Napolitano’s choice of Letta instead of veteran former Prime Minister Giuliano Amato, who was said to have been his original favourite, indicated he had plumped for a more political figure who reflects a generational change in Italian politics.
Letta, an urbane moderate who speaks fluent English, is 46 compared to Amato’s 74 and is an elected member of parliament unlike the older, more experienced man.
He will be the second youngest prime minister in Italian history and as a staunch pro-European is likely to be welcomed by foreign governments and markets.
The new government will be backed primarily by Letta’s centre-left and the centre-right of Silvio Berlusconi, which had hitherto failed to cut a deal following inconclusive elections in late February.
Formation of a government after two months of turbulent political impasse will send a signal that Italy might at last be ready to make a start on much-needed reforms.
“Letta clearly recognised what a tough task he had ahead of him, he has said that Italy is at a fragile and unprecedented step right now", reported FRANCE 24’s Gupta Seema.
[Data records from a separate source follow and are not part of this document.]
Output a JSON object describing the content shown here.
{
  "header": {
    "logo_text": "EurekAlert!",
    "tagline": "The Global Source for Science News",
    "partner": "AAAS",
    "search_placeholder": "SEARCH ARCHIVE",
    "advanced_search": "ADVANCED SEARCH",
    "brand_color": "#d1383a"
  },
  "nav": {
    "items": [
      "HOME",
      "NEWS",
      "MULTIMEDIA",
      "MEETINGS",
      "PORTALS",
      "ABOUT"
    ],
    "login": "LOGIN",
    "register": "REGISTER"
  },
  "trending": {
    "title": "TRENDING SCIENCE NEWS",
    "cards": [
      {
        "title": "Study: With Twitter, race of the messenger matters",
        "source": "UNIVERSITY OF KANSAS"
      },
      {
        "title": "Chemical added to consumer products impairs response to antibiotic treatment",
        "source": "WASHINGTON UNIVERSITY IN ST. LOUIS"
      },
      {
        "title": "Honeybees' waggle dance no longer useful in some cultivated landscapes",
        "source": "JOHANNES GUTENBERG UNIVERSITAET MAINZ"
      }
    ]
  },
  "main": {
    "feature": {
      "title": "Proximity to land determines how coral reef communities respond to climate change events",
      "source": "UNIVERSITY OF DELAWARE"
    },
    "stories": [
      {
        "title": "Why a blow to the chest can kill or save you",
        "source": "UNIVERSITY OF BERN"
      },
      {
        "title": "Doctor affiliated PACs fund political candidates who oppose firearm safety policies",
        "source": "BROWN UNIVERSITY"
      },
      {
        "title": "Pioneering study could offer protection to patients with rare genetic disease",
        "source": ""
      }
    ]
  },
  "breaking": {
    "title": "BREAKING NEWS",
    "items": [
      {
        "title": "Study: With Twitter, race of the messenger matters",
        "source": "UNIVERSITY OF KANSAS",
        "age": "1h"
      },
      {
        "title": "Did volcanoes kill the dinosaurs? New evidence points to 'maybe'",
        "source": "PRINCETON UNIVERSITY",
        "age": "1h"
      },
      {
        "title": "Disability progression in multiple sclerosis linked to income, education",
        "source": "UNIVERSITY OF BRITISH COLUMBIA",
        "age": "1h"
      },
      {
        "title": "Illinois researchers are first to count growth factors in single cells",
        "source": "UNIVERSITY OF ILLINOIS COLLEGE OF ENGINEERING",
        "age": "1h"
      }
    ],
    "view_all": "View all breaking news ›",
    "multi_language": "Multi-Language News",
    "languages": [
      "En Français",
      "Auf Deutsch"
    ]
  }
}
“He’s set to begin his consultations tomorrow with the political parties (…) There are lot of speculations in the media in Italy; perhaps he’s going to look at technocrats as well as a mixture of politicians. Some of the names mentioned include Angelino Alfano from the centre-right as a possible deputy prime minister, and even Mario Monti as a foreign minister”.
Investors have already reacted with relief to the prospect of an end to the intractable crisis, with Italy’s borrowing costs on Wednesday tumbling to their lowest level since the start of European monetary union in 1999.it
However, the country’s problems are not over, with significant differences remaining between left and right over economic policy.
These were put sharply into focus even before Letta was chosen when Renato Brunetta, house leader for Berlusconi’s PDL party, said they would only support a government committed to repealing a hated housing tax introduced by outgoing technocrat premier Mario Monti and paying it back.
The centre-left agrees only to a partial reduction of the tax and many economists say such a move would leave a gaping hole in Italy’s public accounts.
But Napolitano, who reluctantly agreed to serve another term as president, has made clear that he will brook no more endless squabbling between the parties and has threatened to resign if they do not unite behind economic policies and important constitutional reforms.
Chief among these is the repeal of a dysfunctional electoral law which was largely responsible for the post election impasse.
Berlusconi’s People of Freedom (PDL) party, Letta’s PD and Monti’s centrist Civic Choice movement had all said they would cooperate with whomever Napolitano chooses.
“Given the crisis the country finds itself in, the country needs a strong, a durable government that can make important decisions,” Berlusconi said after meeting Napolitano on Tuesday.